短時間で成果を出している人がいる一方、頑張っているのに成果が出ない人もいる。この違いは何だろう? 経営の最前線で20年以上、成果上げられる人と上げられない人の差を研究してきた人物がいる。東洋経済オンライン「市場が評価した経営者ランキング2019」第1位、フォーブス アジア「アジアの優良中小企業ベスト200」4度受賞の木下勝寿社長だ。注目の最新刊『チームX(エックス)』は「世界的にみても極上レベルのビジネス書」(神田昌典氏)と評され、デビュー作『売上最小化、利益最大化の法則』は「20年に一冊の本」(人気会計士)と絶賛された。そして今、「やる気に頼らず楽しく続けられる」と話題となっているのがベストセラー『時間最短化、成果最大化の法則──1日1話インストールする“できる人”の思考アルゴリズム』だ。本稿では【がっちりマンデー!!】SNSで「ニトリ」似鳥会長と「食べチョク」秋元代表から「2022年に読んだオススメ本3選」に選抜された本書から一部を抜粋しながら、「最短時間で最大の成果を出す方法」を紹介する。

【好き嫌いは7:3の法則】が国民的歌手にも当てはまる理由

国民的歌手にも当てはまる法則

 前回、「人の感情にふりまわされなくなる【好き嫌いは7:3】の法則」を紹介した。

 では、「誰からも好かれている人気者」の場合はどうだろう。

 ここでも「7:3」の割合は変わらない。

 だが、芸能人の場合、強烈なアンチがいる場合がある。

 国民的人気歌手のAさんは、自ら作詞・作曲したすばらしい歌を数々ヒットさせている。
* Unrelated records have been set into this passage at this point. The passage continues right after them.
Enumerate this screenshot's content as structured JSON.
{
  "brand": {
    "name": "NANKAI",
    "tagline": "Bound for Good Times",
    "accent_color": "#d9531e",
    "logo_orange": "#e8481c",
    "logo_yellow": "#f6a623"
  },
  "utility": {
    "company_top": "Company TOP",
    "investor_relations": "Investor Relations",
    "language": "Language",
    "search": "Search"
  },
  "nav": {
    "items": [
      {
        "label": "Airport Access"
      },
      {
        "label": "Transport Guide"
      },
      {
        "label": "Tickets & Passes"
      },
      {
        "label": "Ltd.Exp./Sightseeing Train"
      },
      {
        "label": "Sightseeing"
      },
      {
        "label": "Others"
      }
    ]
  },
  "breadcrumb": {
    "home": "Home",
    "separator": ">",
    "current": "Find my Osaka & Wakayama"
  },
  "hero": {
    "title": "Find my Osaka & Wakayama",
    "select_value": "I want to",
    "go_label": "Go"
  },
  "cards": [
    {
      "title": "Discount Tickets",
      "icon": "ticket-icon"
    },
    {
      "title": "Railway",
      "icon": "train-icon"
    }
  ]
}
 これは単に才能だけでなく、ストイックに自分を追い詰め、次から次へと作品をつくり出す努力によるものだろう。

 気さくな性格で好感度も高く、スキャンダルも皆無で、国民的人気を確立した。

 そんな人を嫌う人なんていないだろうと誰しも思う。

 でも、やはりアンチはいるものだ。

友人とBさんの会話

 私の友人の友人(Bさん)がレコード会社に勤めていて、Aさんの担当だった。

 友人が「Aさんの担当なんてうらやましい」と言うと、Bさんは

「私の前でAさんの名前は出さないで! 彼の名前を聞くと胃が痛くなる」

 と言ったそうだ。

友人:どうして?

Bさん:Aさんは確かにすばらしい人だ。出す作品、自分のキャラクターについて信念に基づいて徹底的にこだわり、一切の妥協がない。だから毎回あんなにいい作品ができる。
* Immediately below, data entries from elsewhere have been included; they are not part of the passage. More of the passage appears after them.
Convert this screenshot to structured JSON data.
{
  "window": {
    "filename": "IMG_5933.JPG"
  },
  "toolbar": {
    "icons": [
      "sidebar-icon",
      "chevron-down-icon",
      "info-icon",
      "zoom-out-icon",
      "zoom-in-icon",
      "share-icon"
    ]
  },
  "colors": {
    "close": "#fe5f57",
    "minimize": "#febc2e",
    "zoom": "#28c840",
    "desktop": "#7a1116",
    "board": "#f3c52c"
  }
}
友人:すばらしいじゃないか。じゃあ、なんで彼の名前を聞くと胃が痛くなるの?

Bさん:それをまわりにも求めるんだ。彼の作品は彼が中心となってつくるが、決して一人でできるものではない。私も含め、周囲の人も彼の作品づくりに熱心に携わる。
 しかし、彼は我々スタッフにも完璧を求める。我々が徹夜でつくり上げたものでも、彼の求めるレベルに届いていなければ、何度もつくり直しを命じる。
 何度も「もうこの人と仕事はしたくない」と思ったものだよ。

友人:ちょっとひどいね。

Bさん:だからこそAさんは成功してきた。我々に気を遣って、妥協した作品をつくったら、ファンへの裏切り行為だし、今の地位は得られなかっただろう。
 それがわかっているスタッフは、どんなことがあっても彼についていく。
 私も胃が痛い思いをしながらも一応ついていっている。
 でも経験の浅いスタッフの中には、彼の悪口を言ってすぐ辞めていく人もいるんだ。

 この場合、Aさんは若いスタッフに気を遣い、嫌われないようにすべきだろうか。

 そうすることで、質の低い作品しか生み出せなくなり、今まで培ってきた多くのファンや地位を手放すことになるかもしれない。

 スタッフの「嫌い」を減らすと、ファンからの「好き」が減ることになる。